We are concerned there's no mechanism at the international level that is established to hold corporations accountable. That's why I think we are still at the same place as we were ten years ago. There has been some progress but not that much. In some countries indigenous peoples are not recognized. If an indigenous person stands up and says, "I demand a voice" in whatever issue it is, they could be shot or killed. In some regions, government leaders don't want to recognize indigenous peoples. They feel that we don't exist.

We even have a struggle with getting recognition in the United States where we do have treaty rights that we negotiated during the past couple hundred years. In America, indigenous peoples have some recognized rights through the legislative congressional process of the United States, however every year that goes by the U.S. government continues to erode our sovereignty and take away those rights. That's why we are concerned about other countries where indigenous peoples have no rights. That's why in our network we build linkages to keep our people informed and to develop strategies of how to address these issues.

The creative principle

In Motion Magazine: Is there anything else you about that you would like to talk about?

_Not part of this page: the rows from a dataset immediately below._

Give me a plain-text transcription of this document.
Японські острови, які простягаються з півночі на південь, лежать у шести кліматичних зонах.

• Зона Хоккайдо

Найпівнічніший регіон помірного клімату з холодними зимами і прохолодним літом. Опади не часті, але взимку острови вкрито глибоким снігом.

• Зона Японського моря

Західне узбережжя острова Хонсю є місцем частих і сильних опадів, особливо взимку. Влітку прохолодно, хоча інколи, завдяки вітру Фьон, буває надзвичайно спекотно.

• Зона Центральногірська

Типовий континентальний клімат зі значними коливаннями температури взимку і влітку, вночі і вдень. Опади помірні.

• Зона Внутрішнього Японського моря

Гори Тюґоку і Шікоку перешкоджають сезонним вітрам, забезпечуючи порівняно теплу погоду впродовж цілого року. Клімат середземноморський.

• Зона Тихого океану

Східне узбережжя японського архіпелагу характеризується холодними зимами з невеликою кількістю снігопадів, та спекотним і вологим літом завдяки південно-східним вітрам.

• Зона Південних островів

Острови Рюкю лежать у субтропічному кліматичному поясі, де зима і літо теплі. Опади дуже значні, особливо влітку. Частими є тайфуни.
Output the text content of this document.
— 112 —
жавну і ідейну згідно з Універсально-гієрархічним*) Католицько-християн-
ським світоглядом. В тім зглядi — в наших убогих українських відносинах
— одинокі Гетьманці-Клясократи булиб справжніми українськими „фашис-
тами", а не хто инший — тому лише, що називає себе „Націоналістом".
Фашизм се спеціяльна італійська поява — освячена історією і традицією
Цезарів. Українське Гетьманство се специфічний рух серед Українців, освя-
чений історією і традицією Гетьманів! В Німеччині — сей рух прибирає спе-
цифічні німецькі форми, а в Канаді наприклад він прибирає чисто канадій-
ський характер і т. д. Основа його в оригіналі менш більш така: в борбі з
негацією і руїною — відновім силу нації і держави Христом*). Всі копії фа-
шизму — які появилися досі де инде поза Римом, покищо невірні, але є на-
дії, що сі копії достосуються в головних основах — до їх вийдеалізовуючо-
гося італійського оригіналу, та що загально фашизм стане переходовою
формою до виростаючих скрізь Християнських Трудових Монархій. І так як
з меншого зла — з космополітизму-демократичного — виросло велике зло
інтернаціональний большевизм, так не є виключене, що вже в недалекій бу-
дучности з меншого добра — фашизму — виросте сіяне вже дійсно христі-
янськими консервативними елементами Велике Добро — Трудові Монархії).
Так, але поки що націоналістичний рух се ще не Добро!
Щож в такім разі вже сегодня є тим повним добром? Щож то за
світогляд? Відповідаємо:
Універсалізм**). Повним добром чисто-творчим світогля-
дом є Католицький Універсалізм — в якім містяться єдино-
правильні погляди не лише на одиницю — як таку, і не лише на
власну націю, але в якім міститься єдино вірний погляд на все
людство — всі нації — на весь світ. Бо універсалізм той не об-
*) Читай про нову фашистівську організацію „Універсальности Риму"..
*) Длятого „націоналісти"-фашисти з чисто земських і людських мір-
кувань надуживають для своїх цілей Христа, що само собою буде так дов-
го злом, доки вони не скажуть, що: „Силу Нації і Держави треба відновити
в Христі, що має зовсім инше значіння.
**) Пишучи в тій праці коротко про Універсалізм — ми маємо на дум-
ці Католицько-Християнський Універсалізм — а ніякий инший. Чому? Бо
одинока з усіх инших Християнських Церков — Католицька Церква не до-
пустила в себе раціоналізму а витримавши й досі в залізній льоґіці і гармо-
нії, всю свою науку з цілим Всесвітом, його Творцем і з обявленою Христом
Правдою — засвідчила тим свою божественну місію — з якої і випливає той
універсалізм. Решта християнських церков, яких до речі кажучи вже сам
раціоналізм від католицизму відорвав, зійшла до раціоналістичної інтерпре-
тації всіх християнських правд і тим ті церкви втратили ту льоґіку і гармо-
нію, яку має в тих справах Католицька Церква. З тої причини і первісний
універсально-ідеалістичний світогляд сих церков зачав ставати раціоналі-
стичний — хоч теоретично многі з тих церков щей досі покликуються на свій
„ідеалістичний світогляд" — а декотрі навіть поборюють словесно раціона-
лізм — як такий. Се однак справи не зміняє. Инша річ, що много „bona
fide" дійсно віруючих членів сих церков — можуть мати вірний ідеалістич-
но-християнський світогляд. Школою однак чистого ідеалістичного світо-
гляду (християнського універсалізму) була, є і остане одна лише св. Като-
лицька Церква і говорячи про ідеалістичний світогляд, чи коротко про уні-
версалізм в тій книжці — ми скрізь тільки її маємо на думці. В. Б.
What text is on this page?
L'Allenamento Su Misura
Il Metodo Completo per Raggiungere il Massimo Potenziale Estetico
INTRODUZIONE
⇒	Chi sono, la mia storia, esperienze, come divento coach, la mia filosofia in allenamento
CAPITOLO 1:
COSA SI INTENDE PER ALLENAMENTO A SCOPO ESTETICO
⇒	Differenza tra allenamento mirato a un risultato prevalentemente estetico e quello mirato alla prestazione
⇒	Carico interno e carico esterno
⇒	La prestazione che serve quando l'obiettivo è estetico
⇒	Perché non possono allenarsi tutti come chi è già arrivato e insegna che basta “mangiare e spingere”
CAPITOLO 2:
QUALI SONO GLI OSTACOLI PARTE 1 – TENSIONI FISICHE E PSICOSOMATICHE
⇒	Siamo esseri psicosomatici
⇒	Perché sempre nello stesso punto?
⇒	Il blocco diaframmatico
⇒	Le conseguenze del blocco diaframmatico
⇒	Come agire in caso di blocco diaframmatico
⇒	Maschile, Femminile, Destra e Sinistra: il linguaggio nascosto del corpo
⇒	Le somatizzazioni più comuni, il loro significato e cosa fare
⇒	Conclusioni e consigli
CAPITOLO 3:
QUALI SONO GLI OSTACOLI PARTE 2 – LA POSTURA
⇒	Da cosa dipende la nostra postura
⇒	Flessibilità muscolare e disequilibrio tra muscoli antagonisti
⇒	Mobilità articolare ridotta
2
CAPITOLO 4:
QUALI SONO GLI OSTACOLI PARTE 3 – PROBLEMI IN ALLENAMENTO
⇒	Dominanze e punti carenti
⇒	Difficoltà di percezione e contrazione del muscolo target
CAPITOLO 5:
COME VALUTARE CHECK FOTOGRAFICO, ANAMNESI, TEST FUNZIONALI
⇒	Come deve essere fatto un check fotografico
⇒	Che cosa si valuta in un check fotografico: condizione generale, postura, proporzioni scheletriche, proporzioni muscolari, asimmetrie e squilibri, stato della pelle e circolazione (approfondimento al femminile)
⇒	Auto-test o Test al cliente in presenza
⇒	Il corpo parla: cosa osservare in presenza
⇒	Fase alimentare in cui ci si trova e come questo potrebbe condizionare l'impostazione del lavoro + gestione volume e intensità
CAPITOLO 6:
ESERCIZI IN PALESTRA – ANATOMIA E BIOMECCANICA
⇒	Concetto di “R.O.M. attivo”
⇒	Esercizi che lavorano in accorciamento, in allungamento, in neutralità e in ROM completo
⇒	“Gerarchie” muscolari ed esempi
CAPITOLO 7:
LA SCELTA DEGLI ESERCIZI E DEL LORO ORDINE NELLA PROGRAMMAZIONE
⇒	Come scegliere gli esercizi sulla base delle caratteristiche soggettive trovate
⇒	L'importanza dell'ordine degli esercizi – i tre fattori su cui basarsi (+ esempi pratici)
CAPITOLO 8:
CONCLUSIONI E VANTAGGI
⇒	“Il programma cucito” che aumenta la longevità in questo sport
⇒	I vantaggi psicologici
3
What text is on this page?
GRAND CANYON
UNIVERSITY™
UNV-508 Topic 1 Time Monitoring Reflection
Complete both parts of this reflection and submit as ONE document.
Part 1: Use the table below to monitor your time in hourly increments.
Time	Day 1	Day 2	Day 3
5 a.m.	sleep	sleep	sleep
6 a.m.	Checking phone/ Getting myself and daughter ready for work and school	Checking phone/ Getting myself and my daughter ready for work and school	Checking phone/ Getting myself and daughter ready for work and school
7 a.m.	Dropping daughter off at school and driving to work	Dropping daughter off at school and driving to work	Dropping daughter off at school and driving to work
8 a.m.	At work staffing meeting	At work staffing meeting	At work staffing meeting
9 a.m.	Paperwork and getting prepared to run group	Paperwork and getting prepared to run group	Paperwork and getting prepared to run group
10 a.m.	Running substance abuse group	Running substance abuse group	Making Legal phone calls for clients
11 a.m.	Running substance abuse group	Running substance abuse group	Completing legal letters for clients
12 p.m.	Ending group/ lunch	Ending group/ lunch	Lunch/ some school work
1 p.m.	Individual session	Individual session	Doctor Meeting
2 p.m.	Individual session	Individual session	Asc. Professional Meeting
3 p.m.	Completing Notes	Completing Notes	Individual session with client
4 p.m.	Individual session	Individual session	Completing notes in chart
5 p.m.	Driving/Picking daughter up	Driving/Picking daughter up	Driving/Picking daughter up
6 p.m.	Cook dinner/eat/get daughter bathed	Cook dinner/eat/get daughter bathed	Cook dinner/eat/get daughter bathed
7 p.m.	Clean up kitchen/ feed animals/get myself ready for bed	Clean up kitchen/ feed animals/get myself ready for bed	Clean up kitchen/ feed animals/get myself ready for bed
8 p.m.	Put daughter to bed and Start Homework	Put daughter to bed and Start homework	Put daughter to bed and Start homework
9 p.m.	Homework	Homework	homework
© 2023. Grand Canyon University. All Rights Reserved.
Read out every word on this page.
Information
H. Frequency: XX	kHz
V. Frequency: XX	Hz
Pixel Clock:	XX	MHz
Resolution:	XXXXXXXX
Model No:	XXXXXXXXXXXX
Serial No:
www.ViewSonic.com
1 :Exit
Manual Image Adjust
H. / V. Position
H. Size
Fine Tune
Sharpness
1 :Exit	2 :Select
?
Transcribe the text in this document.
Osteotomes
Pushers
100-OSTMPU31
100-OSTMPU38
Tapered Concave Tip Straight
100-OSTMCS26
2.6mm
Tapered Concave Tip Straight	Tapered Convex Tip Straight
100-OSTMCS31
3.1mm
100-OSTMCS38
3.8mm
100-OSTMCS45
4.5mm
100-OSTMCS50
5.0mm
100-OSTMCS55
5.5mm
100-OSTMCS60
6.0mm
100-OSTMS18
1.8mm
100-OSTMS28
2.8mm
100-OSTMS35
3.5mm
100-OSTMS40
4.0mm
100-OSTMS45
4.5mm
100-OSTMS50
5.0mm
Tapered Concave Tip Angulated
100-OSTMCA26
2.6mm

Tom Goldtooth: We are really concerned about what we eat. We feel that all humans have a right to know what they are consuming. Our tribal elders tell us the food that is created in laboratories has no spirit. If we keep on eating food with no spirit we are going to lose our spirit. That means that we won't be able to think for ourselves. There's an energy force when we consume that creative principle of our Mother Earth. When civil society can't think for ourselves, then perhaps that is a time when industrialized corporate leaders and technology will take over and be thinking for us.